Podemos saber que Judas lo vendió por unas monedas, sabemos de su soledad, sabemos que Pedro le negó, que estuvo solo en un juicio de mentiras y engaños, que estuvo solo frente a Pilato, que solo Simón de Cirene lo ayudó en sus últimos momentos pero porque fue obligado.

Sabemos de los terribles golpes que padeció Cristo, de los latigazos que tenían en la punta un trozo de hierro para cortar la carne y penetrar hasta el hueso, de las escupidas y los insultos de los soldados.

También sabemos de la corona de espinas con espinas de 5 centímetros de una madera más dura que el roble, de los golpes en la cabeza con palos que incrustaban más cada espina, de los clavos oxidados, del golpe insoportable cuando la cruz cayó en el pozo para quedar parada, de la asfixia por no poder respirar al estar colgado de las muñecas por los clavos, de la sed interminable, del dolor permanente.

Pero quizá los dos momentos más increíbles fueron, cuando su Padre lo deja solo y desamparado, y la unidad eterna de la trinidad se rompe por tus pecados y los míos; y cuando el autor de la vida decide morir.

Si me conmueve pensar en todo lo que sufrió Cristo, pensar en estas dos últimas situaciones me hace sentir aún más culpable.

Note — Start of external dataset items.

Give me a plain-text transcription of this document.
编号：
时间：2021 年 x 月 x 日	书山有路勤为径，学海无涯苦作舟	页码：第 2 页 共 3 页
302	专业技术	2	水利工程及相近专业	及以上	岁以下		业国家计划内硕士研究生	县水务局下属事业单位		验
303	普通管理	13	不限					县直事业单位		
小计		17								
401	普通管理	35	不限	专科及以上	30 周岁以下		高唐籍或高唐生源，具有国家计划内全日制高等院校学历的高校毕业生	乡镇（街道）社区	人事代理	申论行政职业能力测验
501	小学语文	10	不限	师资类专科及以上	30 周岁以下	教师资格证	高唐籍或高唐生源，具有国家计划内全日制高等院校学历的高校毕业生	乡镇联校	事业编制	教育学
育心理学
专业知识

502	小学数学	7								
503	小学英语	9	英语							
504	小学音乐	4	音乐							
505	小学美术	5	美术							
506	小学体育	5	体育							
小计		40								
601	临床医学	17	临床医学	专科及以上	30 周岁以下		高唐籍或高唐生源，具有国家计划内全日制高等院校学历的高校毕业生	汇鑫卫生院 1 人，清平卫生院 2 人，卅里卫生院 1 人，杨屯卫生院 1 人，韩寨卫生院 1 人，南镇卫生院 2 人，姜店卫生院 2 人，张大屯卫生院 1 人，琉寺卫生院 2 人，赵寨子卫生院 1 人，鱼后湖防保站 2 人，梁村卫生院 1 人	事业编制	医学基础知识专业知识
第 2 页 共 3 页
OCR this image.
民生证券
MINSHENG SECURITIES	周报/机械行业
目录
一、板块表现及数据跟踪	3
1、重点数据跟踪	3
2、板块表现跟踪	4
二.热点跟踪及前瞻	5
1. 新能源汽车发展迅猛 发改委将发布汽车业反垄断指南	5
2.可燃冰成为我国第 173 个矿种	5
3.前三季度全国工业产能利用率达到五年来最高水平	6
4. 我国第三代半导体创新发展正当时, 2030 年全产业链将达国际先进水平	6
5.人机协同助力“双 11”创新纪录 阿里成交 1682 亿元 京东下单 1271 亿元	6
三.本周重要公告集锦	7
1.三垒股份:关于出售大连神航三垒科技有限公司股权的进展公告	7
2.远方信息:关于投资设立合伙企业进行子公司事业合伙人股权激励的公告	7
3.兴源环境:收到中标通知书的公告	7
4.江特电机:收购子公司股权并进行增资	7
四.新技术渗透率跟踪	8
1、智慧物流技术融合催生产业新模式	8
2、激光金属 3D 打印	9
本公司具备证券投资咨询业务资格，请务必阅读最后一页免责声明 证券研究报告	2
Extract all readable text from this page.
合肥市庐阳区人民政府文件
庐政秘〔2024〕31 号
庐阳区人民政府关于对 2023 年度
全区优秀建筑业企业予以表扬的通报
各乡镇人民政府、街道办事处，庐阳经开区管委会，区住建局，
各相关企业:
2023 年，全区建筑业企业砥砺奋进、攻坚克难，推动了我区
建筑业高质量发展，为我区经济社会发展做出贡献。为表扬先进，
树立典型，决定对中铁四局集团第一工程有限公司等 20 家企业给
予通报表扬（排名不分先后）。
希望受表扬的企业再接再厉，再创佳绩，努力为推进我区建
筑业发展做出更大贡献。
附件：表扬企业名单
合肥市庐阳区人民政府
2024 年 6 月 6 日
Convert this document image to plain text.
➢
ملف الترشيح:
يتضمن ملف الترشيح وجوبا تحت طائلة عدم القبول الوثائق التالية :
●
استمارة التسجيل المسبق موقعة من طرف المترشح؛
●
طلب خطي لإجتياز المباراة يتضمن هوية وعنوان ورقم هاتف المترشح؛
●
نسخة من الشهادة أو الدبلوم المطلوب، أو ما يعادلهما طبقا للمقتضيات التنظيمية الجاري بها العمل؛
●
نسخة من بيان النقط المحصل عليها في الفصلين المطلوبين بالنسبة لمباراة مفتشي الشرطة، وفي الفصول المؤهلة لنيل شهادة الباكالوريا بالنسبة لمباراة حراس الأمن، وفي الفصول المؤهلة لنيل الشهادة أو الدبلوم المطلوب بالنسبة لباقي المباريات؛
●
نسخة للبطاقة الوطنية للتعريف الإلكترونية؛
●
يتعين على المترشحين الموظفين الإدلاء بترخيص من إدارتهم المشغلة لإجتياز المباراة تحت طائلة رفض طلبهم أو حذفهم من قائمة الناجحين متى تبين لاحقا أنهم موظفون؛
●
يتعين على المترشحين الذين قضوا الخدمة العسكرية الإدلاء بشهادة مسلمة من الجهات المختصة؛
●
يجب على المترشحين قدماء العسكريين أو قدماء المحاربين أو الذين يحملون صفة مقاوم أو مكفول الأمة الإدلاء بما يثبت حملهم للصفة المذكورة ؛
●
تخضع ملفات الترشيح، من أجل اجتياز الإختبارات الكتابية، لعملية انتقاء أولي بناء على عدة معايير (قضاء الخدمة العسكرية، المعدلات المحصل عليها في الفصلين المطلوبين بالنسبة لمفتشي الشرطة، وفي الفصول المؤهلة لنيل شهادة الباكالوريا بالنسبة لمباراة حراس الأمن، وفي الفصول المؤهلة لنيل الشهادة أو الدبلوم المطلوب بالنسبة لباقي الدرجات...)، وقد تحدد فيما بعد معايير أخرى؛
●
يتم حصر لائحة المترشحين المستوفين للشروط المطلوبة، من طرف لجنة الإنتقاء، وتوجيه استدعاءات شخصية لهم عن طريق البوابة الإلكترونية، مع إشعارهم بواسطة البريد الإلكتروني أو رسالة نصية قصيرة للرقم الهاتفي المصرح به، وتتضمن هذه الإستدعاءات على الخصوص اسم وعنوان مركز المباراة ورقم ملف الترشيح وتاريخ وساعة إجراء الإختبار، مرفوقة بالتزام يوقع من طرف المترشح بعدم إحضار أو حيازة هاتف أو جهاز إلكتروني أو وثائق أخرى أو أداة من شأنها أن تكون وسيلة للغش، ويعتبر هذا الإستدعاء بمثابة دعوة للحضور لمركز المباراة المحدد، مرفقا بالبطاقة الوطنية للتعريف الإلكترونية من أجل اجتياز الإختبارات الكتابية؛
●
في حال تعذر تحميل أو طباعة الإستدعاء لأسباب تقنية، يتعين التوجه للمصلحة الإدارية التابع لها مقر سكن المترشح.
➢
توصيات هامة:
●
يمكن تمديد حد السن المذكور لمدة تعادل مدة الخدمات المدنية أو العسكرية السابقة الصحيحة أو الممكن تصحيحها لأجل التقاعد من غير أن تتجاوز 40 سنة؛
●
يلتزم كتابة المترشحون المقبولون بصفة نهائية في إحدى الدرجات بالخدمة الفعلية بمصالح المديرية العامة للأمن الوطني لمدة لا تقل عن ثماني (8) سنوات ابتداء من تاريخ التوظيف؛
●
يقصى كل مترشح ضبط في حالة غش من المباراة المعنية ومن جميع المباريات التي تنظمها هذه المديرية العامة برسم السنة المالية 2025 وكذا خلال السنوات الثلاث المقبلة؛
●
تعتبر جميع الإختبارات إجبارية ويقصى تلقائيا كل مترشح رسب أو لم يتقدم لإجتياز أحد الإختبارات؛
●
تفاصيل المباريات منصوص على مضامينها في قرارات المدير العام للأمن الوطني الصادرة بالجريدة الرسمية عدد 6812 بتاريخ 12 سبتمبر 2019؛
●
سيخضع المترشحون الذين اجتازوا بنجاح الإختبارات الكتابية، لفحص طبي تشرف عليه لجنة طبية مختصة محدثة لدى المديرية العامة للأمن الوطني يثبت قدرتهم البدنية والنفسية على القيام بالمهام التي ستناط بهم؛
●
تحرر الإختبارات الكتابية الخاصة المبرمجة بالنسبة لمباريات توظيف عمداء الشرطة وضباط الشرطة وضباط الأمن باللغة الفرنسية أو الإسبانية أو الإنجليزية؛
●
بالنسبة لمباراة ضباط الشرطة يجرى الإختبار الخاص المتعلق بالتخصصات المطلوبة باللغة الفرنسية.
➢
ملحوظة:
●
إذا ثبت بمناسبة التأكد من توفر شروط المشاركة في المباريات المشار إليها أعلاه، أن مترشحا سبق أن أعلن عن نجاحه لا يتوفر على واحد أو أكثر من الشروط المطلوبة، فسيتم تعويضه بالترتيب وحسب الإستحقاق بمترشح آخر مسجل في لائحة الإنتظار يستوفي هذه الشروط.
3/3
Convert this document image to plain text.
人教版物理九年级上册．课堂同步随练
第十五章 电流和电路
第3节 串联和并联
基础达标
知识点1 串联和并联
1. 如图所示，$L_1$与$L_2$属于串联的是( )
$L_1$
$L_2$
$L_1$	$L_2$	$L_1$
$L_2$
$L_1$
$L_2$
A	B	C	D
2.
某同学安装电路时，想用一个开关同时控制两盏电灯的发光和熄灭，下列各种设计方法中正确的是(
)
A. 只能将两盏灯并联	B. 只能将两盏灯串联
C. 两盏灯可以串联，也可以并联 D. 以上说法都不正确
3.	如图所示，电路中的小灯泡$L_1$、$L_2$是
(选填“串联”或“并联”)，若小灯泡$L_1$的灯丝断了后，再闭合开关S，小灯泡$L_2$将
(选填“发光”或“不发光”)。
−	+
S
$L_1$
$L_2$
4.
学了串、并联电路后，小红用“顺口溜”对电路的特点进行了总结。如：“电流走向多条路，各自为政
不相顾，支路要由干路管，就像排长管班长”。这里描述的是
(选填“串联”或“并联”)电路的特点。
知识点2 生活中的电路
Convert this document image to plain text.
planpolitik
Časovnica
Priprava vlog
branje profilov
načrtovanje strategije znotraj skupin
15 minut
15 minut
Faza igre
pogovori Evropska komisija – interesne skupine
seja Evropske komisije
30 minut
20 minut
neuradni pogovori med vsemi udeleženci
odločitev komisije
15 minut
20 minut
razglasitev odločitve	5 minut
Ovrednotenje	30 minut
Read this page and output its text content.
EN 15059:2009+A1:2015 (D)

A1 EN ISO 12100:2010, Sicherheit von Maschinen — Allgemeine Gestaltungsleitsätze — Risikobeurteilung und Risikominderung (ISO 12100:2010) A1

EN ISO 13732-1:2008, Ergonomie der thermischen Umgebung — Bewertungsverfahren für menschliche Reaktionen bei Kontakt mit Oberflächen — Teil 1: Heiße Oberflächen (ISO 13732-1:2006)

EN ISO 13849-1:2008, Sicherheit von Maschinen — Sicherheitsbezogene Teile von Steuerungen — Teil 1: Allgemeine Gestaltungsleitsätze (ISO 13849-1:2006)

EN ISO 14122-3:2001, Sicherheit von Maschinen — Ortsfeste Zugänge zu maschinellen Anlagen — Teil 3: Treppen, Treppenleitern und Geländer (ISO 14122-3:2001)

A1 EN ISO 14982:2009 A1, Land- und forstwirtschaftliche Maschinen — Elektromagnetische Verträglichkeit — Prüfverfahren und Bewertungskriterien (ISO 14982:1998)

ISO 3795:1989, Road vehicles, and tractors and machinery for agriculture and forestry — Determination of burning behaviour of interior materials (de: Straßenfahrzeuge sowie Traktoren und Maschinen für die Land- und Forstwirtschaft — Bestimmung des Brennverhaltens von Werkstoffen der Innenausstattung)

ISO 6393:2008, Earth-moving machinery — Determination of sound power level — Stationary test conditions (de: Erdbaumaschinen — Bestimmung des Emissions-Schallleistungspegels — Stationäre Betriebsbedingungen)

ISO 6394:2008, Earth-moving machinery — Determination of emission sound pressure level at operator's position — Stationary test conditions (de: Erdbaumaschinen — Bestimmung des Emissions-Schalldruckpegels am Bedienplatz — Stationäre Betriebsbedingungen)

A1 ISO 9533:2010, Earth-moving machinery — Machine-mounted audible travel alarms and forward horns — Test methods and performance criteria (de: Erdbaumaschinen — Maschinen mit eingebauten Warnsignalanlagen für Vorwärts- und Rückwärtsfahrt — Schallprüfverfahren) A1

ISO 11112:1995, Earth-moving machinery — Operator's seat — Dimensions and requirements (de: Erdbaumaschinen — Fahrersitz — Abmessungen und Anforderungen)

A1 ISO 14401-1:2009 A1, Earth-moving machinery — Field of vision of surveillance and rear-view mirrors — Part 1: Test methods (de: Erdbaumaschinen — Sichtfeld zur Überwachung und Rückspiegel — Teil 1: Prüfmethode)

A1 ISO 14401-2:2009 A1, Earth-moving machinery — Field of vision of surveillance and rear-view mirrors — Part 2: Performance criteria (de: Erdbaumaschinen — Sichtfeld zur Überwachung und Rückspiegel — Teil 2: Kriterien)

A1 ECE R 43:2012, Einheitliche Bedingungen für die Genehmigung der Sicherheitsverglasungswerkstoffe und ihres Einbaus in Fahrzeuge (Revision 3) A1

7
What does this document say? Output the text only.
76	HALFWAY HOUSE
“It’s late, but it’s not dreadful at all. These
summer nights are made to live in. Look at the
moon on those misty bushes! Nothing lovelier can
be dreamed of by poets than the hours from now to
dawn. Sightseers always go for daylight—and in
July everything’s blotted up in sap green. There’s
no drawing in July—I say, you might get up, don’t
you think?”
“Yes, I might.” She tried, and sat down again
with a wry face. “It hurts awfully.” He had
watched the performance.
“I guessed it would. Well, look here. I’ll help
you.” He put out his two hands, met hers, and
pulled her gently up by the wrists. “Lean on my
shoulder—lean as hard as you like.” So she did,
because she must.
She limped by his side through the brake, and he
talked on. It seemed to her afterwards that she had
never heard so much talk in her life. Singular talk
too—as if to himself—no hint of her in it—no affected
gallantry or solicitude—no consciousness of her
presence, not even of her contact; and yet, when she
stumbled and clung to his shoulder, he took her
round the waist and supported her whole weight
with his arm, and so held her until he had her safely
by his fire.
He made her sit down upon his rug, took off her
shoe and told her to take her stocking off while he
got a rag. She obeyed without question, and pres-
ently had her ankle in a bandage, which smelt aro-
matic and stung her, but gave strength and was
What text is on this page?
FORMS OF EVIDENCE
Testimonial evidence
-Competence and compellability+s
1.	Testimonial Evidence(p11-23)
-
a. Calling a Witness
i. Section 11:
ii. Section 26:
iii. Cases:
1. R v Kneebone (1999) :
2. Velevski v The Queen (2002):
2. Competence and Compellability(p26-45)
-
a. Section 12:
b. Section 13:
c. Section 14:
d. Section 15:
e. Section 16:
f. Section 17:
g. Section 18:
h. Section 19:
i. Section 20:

Un día Dios desampara a Jesucristo para ampararnos a cada uno de nosotros, y permitió que muera para que tengamos vida.

La humanidad recuerda el sábado negro de pascua cuando el silencio de la tumba gritaba a viva voz que la muerte aparentemente había ganado la batalla. Pero los hijos de Dios recordamos que todo el sufrimiento de Jesucristo fue solo para lograr la redención del alma, de la tuya y de la mía. Su resurrección lo garantiza.

Que esta pascua sea el momento justo para adorar al eterno Jesucristo. El que murió y ahora está vivo, el que sufrió y ahora puede consolar, el que estuvo solo y ahora puede acompañar.

REFLEXIÓN – Darle gracias a Jesús siempre es poco.